27 | Penghargaan

14 3 2
                                    

Jangan lupa vote, biar semangat update, Luv! Selamat membaca!

·⁠·✧☬✧⁠⁠·⁠·

Waktu kian berlalu, terasa cepat ketika ia membantu menyiapkan pakaian Nala dan alat perlindungan di kantung sihir. Akan tetapi melamban usai berpisah di perbatasan kota. Percakapan dan pelukan singkat beberapa waktu lalu seakan tombol efek gerak lambat kehidupan. Memicu rasa tak tenang dan ketidaksabaran.

Tubuh semampainya tersandar di kusen pintu, menatapi jalan kosong. Rintik gerimis berjatuhan dari langit malam, menyirami tanah dan segala benda di permukaan yang kering. Rasa haus dan gersang telah didera hujan, orang-orang keluar sambil tertawa senang, anak-anak berlarian dan bernyanyi-nyanyi bersama, bermain genangan air di sana-sini.

Amaryllis terpejam sejenak menghirup udara segar. Rakyat di setiap sudut Prāci ... tidak tahu, kalau salah satu orang besar tengah pergi ke tempat musuh. Nala meminta teman-temannya tutup mulut, agar rasa risau yang menyiksa tak dirasakan banyak orang. Karena hujan yang lama dinantikan telah turun, janganlah ganggu bahagia mereka, itulah yang disampaikan sosok lelaki bertubuh setinggi dua meter kurang lima senti tersebut.

Di kejauhan, jalanan yang tertutup kabut dan gelap, tampak rombongan yang mendekat. Kanagara melewati Ryllis sambil saling melirik penuh tanya sebentar, turun ke teras, lalu menunggu di depan jalan. Penuh awas tatapan mereka, seketika senyap, dengan cepat Ryllis memberi arahan agar orang-orang masuk ke tempat mengungsi, guna mencegah kejadian yang tidak diinginkan.

***

Tak perlu waktu lama menyusuri sungai besar dengan wujud buaya. Sepanjang perjalanan tak henti ia merasakan banyak mata memandang tajam, mengawasinya, diyakininya ... merekalah Pasukan Chhaya. Namun, tak ada tanda-tanda penyerangan, sehingga ia tetap berenang menuju lokasi yang ditentukan, ujung Sejahtra.

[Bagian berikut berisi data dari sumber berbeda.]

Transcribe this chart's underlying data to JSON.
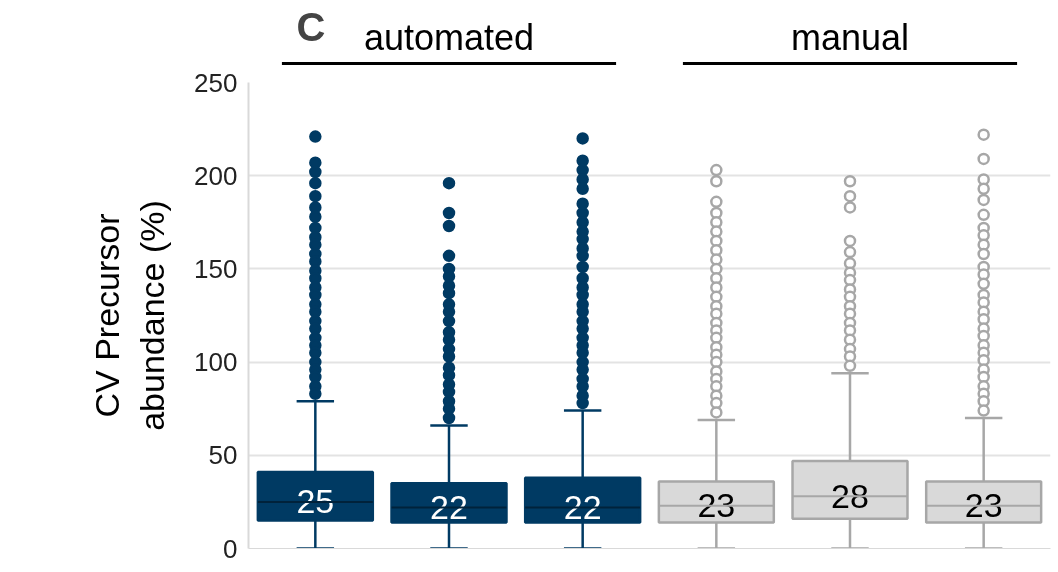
{
  "chart_data": {
    "type": "box",
    "categories": [
      null,
      null,
      null,
      null,
      null,
      null
    ],
    "ylabel": "CV Precursor abundance (%)",
    "ylim": [
      0,
      250
    ],
    "yticks": [
      0,
      50,
      100,
      150,
      200,
      250
    ],
    "grid": "y",
    "marker": "circle",
    "annotations": [
      "C",
      "automated",
      "manual",
      {
        "text": "25",
        "y": 25
      },
      {
        "text": "22",
        "y": 22
      },
      {
        "text": "22",
        "y": 22
      },
      {
        "text": "23",
        "y": 23
      },
      {
        "text": "28",
        "y": 28
      },
      {
        "text": "23",
        "y": 23
      }
    ],
    "colors": [
      "#003a63",
      "#003a63",
      "#003a63",
      "#d9d9d9",
      "#d9d9d9",
      "#d9d9d9"
    ],
    "boxes": [
      {
        "low": 0,
        "q1": 15,
        "median": 25,
        "q3": 41,
        "high": 79,
        "outliers": [
          221,
          207,
          202,
          196,
          189,
          183,
          178,
          172,
          167,
          163,
          158,
          154,
          149,
          145,
          140,
          136,
          131,
          127,
          122,
          118,
          113,
          109,
          105,
          100,
          96,
          92,
          87,
          83
        ]
      },
      {
        "low": 0,
        "q1": 14,
        "median": 22,
        "q3": 35,
        "high": 66,
        "outliers": [
          196,
          180,
          173,
          157,
          150,
          146,
          141,
          137,
          131,
          127,
          122,
          116,
          112,
          107,
          103,
          97,
          93,
          88,
          84,
          79,
          75,
          70
        ]
      },
      {
        "low": 0,
        "q1": 14,
        "median": 22,
        "q3": 38,
        "high": 74,
        "outliers": [
          220,
          208,
          203,
          198,
          193,
          185,
          180,
          175,
          170,
          166,
          161,
          157,
          151,
          145,
          140,
          136,
          131,
          127,
          122,
          118,
          113,
          109,
          105,
          100,
          96,
          91,
          87,
          82,
          78
        ]
      },
      {
        "low": 0,
        "q1": 14,
        "median": 23,
        "q3": 36,
        "high": 69,
        "outliers": [
          203,
          197,
          186,
          180,
          175,
          170,
          165,
          160,
          155,
          150,
          145,
          140,
          135,
          130,
          126,
          121,
          117,
          113,
          108,
          104,
          100,
          95,
          91,
          87,
          82,
          78,
          73
        ]
      },
      {
        "low": 0,
        "q1": 16,
        "median": 28,
        "q3": 47,
        "high": 94,
        "outliers": [
          197,
          189,
          183,
          165,
          159,
          153,
          148,
          144,
          139,
          135,
          130,
          126,
          121,
          117,
          112,
          107,
          103,
          98
        ]
      },
      {
        "low": 0,
        "q1": 14,
        "median": 23,
        "q3": 36,
        "high": 70,
        "outliers": [
          222,
          209,
          198,
          193,
          187,
          179,
          172,
          168,
          163,
          158,
          151,
          147,
          142,
          136,
          132,
          127,
          123,
          118,
          114,
          109,
          105,
          101,
          96,
          92,
          87,
          83,
          79,
          74
        ]
      }
    ]
  }
}
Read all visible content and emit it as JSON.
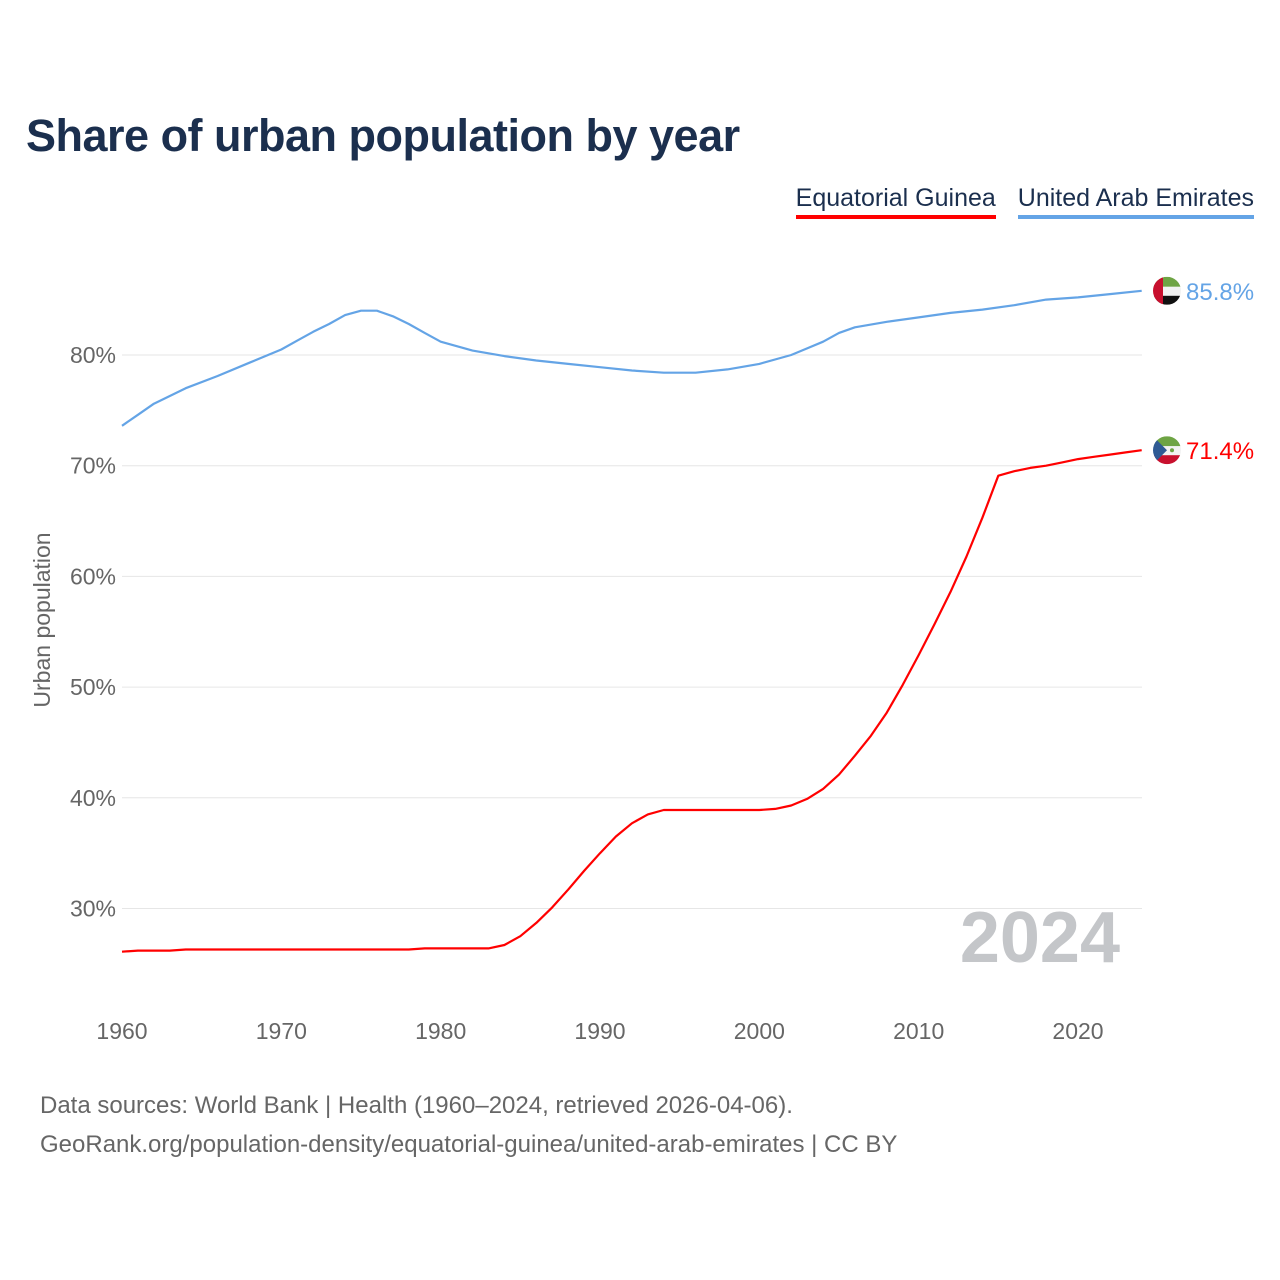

Usai keluar dari sungai, dirinya menatap tangannya yang dijatuhi gerimis. Membuatnya memikirkan Amaryllis yang tak perlu bolak-balik mengurus destilasi air, sekaligus percakapan kala mengantar dirinya. Di mana perempuan itu mengingatkan jikalau apa pun yang terjadi, Nala harus kembali padanya, karena ia sudah bersumpah.

Menggenggam tekad, ia melangkah memasuki taman, rumah Madja.

“Abang!” seru Nirnaya dari teras sana.

Kali pertama perasaannya hampa dan ngilu menatap wajah manis tersebut. Merasakan ada perbedaan, senyuman Nirna merosot, lalu mengajak sang kakak, ralat, kakak tirinya itu masuk ke ruang tamu.

“Kita bicara di sini saja,” ujar Nala.

Nirnaya melirik sosok-sosok hitam yang berdiri tinggi menjulang jauh di belakang Nala. Pasukan Chhaya hampir menghilang sesuai titahnya, tetapi Nala mengajukan syarat kalau tak ada yang boleh beranjak dari tempat, jika ingin bicara baik-baik. Nala khawatir ... ditipu seperti dahulu. Dua hari menunggu putusan Raja Ahwanith tentang ajuan pengembangan kota, tetapi malah dibalas culas. Meski ia belum tahu apakah mereka bersekutu.

“Abang, tidak mungkin melupakan kenangan indah kita, bukan? Saya pun syok setelah tahu kenyataannya, tapi rasa sayang saya terhadapmu tidak pernah hilang.”

“Nirnaya ... saya pun demikian, andaikan kamu nggak mengambil jalan yang salah, saya pasti gak akan bisa menatapmu sebagai orang asing setelah bertahun-tahun kita bersama,” ujar Nala, dengan nada dingin.